UCU sounds strike warning over job cuts

24th September 2010 at 01:00
Government `bitten off more than it can chew' as 20,000 jobs a year could go

FE's largest union has warned that colleges expected to push through tens of thousands of job losses will face strikes, as it set out its opposition to the Government's spending cuts.

The University and College Union (UCU) also said members would not accept pay freezes to protect jobs, as colleges warned that their budgets may be cut by the equivalent of 20,000 jobs a year.

Barry Lovejoy, head of the UCU, said: "We have seen numerous local disputes emerging over the past year: unfortunately, there is likely to be a similar response. I think there's a good chance that the Government has bitten off more than it can chew in terms of the scale of its cuts across the public sector. It's underestimated the reaction: I think it will be on a scale with the poll tax."

Martin Freedman, head of pay, conditions and pensions at teaching union ATL, said: "The effects of this will be devastating. I can't understand what the Government expects to achieve with cuts of this magnitude when there's a skills shortage, as employers say there is."

The Association of College's (AoC) principals' policy forum met yesterday to consider its response to cuts, which the AoC warns will be "severe and potentially worse than we had led to believe earlier in the summer".

It said the highest level of cuts modelled by the Department for Business, Innovation and Skills (BIS) would mean annual cuts of pound;300 million to pound;400 million for four years.

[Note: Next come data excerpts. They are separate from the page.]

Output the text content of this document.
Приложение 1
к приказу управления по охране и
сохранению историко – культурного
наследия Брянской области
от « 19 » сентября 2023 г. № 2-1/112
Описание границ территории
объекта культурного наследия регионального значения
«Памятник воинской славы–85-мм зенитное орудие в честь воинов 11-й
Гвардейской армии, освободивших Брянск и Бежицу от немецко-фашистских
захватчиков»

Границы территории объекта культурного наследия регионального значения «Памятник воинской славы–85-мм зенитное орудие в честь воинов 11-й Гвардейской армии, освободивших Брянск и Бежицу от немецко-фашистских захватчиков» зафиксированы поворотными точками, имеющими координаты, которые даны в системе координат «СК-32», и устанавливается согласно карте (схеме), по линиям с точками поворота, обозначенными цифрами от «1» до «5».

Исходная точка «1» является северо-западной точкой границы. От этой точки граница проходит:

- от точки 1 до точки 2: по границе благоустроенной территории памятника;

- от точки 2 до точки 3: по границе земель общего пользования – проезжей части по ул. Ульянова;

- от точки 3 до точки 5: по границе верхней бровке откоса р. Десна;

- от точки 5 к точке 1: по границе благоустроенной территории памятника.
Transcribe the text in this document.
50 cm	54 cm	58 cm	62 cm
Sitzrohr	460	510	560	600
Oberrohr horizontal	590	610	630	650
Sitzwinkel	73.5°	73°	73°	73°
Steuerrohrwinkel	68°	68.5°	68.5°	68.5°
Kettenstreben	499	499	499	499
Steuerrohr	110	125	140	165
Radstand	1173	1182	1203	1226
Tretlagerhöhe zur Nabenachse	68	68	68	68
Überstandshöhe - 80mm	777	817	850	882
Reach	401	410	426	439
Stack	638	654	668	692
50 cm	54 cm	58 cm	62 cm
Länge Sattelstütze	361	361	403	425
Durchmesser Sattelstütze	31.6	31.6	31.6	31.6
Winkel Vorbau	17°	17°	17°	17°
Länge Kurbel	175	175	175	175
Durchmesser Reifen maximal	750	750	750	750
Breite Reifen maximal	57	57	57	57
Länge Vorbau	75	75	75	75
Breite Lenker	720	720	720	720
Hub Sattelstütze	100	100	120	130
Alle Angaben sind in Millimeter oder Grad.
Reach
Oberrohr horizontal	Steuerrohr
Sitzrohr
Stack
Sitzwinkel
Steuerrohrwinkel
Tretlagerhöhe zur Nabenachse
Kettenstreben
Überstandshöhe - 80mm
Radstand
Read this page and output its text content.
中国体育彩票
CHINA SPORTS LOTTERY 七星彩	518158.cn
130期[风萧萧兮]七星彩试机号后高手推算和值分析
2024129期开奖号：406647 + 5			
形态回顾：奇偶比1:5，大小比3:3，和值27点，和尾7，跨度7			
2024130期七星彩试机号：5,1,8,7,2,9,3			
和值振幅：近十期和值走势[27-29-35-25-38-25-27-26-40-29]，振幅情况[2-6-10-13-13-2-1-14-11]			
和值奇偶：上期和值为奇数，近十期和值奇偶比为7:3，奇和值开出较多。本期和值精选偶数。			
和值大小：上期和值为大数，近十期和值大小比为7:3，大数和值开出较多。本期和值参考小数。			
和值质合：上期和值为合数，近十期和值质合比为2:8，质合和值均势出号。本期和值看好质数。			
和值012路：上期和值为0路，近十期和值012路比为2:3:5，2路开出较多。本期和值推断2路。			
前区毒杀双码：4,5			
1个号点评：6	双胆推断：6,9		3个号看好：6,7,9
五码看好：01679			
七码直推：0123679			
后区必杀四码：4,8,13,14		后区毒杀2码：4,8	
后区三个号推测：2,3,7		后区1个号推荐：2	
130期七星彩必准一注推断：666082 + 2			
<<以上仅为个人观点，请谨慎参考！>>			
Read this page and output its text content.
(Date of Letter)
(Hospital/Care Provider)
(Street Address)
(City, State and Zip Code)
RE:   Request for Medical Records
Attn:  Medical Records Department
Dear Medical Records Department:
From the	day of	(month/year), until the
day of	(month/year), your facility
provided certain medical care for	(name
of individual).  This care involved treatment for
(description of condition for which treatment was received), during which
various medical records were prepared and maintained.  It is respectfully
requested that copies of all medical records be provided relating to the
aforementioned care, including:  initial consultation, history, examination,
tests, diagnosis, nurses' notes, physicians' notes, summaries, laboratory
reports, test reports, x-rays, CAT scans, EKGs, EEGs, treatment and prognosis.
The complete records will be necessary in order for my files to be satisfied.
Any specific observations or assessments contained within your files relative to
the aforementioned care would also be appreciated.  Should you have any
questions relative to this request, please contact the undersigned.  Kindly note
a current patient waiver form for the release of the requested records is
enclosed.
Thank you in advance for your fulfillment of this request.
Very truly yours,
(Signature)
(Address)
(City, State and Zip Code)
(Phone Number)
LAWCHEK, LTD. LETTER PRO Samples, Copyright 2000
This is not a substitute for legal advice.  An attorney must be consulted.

Julian Gravatt, the AoC's assistant chief executive, warned that courses championed by government ministers, such as construction and engineering, could be most at risk because of the expense of their facilities and equipment.

Andy Wilson, principal of Westminster Kingsway College, said colleges expected to maintain student numbers on a reduced rate of funding needed more flexibility to offer courses with less contact time and more distance learning.

"We've been trying to maximise the size of groups for years and staff have done a magnificent job, but there's only so far you can go," he said. "We need to look for more flexibility in funding so we can do more distance learning, online learning, flexible learning."

At the moment, courses are funded on the assumption of a certain amount of guided learning hours, which restricts colleges from cutting classroom time.

Norman Cave, principal of Bournville College, said colleges with buildings under construction faced particular difficulties, as they financed them on the basis of "nominal growth" only to face substantial cuts. He said his college had already had to turn away 1,000 students, 10 per cent of its total adult provision, because of cuts this year.

David Pullein, chair of the College Finance Directors' Group, said he expected Train to Gain to disappear completely, putting some colleges heavily invested in the provision in difficulty.